Sampler A periodic collector (timing, memory, system, process) that appends rows to the in-memory database.
Renderer Transforms stored rows into CLI (Rich) or web (NiceGUI / Plotly) output and feeds the diagnosis engine.
Hook / patch / decorator The mechanisms that capture phase boundaries: monkeypatches on torch internals plus the user-facing trace_step.
H2D Host-to-device copy (CPU to GPU), timed by patching Tensor.to.
Phase A timed region within a step: dataloader, h2d, forward, backward, or optimizer.
Step / trace_step A training iteration; with trace_step(model) marks the boundary that phase timing is computed against.
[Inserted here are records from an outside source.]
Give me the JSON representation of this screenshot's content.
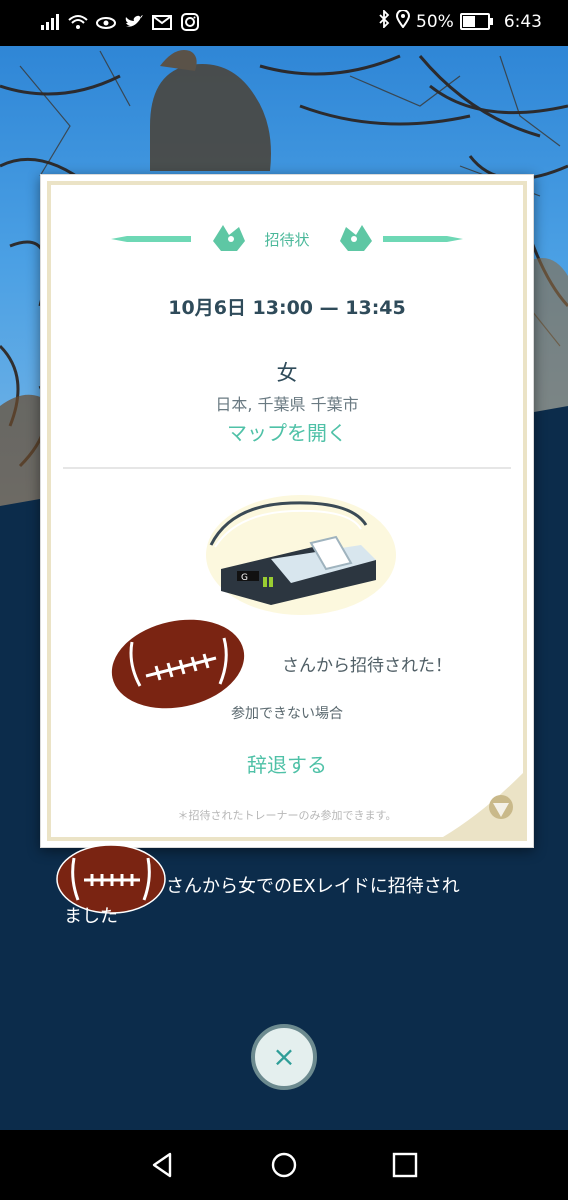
{
  "status_bar": {
    "battery_text": "50%",
    "battery_level": 0.5,
    "time": "6:43",
    "left_icons": [
      "signal-icon",
      "wifi-icon",
      "eye-icon",
      "twitter-icon",
      "gmail-icon",
      "instagram-icon"
    ],
    "right_icons": [
      "bluetooth-icon",
      "location-icon",
      "battery-icon"
    ]
  },
  "invite_card": {
    "header_title": "招待状",
    "date_time": "10月6日  13:00  —  13:45",
    "gym_name": "女",
    "location": "日本, 千葉県 千葉市",
    "map_link": "マップを開く",
    "invited_by_text": "さんから招待された！",
    "cannot_attend_text": "参加できない場合",
    "decline_button": "辞退する",
    "note": "＊招待されたトレーナーのみ参加できます。"
  },
  "notification_text_1": "さんから女でのEXレイドに招待され",
  "notification_text_2": "ました",
  "close_button_label": "×",
  "colors": {
    "accent": "#4fc1a7",
    "navy_background": "#0c2c4b",
    "card_border": "#ebe3c6",
    "sticker_brown": "#7a2412"
  },
  "nav_bar": {
    "icons": [
      "back-icon",
      "home-icon",
      "recents-icon"
    ]
  }
}
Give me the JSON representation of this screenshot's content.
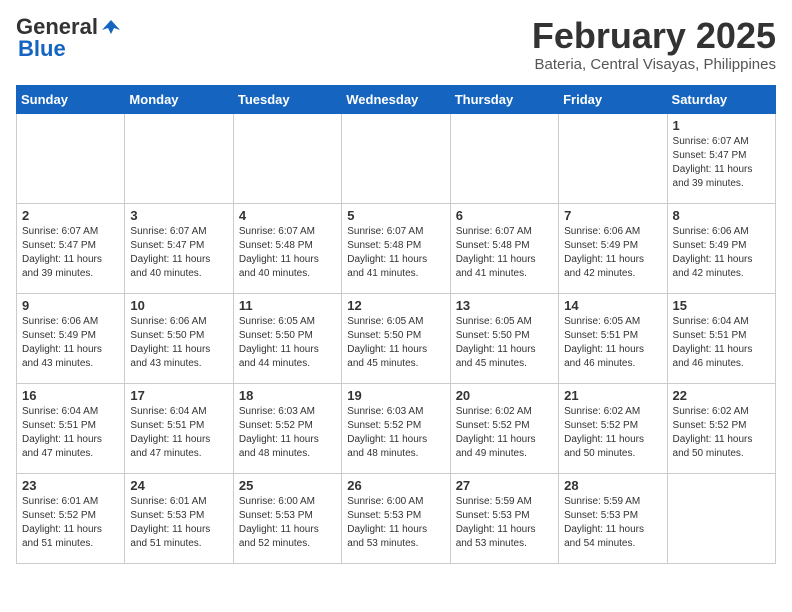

Wait (wait_proxy) Residual step time, max(0, step - h2d - forward - backward - optimizer).
INPUT_BOUND / COMPUTE_BOUND The step is dominated by dataloading versus compute.
INPUT_STRAGGLER / COMPUTE_STRAGGLER / H2D_STRAGGLER / WAIT_STRAGGLER / STRAGGLER One rank is slower than typical after clean-step backward-wait discount; the label names the dominant excess, or STRAGGLER when mixed.
WAIT_HEAVY A large window-wide share of step time is unattributed wait.
HIGH_PRESSURE / IMBALANCE GPU memory is near capacity, or uneven across ranks.
CREEP_EARLY / CREEP_CONFIRMED Direction-confirmed GPU-memory growth across the run, early or confirmed.
final_summary The end-of-run final_summary.{json,txt}; the JSON carries schema_version (currently 1.4).
Wire envelope The per-batch message, {meta, body: {tables}}, sent as a msgpack frame behind a 4-byte length prefix.
NoOpRuntime The inert runtime the system falls back to if instrumentation boot fails (fail-open).